L'Œuvre

L'Œuvre (paragraphe n°1436)

Chapitre VIII

Dans cette première heure de passion et d'espoir, Claude, si ravagé par le doute d'habitude, crut en son génie. Il n'avait plus de ces crises, dont l'angoisse le lançait pendant des jours sur le pavé, en quête de son courage perdu. Une fièvre le raidissait, il travaillait avec l'obstination aveugle de l'artiste qui s'ouvre la chair, pour en tirer le fruit dont il est tourmenté. Son long repos à la campagne lui avait donné une fraîcheur de vision singulière, une joie ravie d'exécution ; il lui semblait renaître à son métier, dans une facilité et un équilibre qu'il n'avait jamais eus ; et c'était aussi une certitude de progrès, un profond contentement, devant des morceaux réussis, où aboutissaient enfin d'anciens efforts stériles.

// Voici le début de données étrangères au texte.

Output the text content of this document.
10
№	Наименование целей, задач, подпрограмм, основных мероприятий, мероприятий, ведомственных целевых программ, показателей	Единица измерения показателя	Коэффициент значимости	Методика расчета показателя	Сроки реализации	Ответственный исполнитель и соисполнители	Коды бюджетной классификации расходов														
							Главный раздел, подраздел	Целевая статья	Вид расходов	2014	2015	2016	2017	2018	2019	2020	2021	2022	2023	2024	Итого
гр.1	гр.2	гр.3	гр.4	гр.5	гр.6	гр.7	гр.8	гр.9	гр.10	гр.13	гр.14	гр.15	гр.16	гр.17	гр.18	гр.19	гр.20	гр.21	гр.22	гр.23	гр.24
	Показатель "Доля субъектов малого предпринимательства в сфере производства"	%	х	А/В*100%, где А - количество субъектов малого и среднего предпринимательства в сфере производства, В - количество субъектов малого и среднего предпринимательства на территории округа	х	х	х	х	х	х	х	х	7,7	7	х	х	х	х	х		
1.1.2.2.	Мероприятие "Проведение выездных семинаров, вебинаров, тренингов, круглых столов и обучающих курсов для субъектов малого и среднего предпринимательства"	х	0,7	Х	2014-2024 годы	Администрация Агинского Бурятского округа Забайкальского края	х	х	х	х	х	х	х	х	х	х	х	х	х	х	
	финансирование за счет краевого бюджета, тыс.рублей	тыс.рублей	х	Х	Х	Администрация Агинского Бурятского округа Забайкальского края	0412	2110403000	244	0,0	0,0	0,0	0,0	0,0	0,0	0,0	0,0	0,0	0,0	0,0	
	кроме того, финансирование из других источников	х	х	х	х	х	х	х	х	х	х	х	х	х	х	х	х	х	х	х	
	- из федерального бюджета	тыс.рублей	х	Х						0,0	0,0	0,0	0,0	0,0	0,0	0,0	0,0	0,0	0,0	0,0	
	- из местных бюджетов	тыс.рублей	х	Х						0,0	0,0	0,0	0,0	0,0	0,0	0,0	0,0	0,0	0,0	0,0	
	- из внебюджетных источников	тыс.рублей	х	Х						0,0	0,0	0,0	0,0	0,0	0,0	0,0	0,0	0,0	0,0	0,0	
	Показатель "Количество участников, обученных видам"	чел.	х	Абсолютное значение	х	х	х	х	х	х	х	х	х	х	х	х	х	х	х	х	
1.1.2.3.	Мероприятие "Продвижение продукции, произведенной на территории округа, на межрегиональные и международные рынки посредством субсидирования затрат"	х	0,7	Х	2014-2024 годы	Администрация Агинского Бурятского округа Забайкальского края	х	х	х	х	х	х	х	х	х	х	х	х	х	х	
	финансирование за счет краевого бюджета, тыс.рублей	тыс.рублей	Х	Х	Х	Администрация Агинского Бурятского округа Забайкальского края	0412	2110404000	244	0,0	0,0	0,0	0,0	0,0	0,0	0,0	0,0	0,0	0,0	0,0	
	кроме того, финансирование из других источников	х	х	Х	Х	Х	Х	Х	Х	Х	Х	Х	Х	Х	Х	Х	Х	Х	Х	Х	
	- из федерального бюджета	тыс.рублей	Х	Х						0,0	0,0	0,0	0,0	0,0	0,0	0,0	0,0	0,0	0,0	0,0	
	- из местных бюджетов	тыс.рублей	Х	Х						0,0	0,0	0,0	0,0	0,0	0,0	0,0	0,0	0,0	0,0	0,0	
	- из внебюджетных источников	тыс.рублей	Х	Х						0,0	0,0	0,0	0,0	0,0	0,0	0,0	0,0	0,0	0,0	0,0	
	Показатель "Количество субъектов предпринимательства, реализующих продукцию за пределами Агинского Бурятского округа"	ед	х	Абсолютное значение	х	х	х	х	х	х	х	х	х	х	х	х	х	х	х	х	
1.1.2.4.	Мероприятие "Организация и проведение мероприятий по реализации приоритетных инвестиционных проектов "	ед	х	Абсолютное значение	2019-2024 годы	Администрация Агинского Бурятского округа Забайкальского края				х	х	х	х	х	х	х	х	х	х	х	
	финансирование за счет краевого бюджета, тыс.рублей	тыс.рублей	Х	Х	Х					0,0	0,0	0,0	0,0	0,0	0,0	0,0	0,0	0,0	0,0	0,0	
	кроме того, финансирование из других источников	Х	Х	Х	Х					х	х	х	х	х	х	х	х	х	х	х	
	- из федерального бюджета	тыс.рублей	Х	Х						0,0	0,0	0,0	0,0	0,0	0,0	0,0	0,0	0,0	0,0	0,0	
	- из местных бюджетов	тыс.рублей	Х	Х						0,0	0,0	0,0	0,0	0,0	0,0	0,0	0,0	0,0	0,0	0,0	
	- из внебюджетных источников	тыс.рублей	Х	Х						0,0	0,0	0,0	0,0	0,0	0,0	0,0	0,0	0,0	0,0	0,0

Comme il le disait à Bennecourt, il tenait son plein air, cette peinture d'une gaieté de tons chantante, qui étonnait les camarades, quand ils le venaient voir. Tous admiraient, convaincus qu'il n'aurait qu'à se produire, pour prendre sa place, très haut, avec des œuvres d'unenotation si personnelle, où pour la première fois la nature baignait dans de la vraie lumière, sous le jeu des reflets et la continuelle décomposition des couleurs.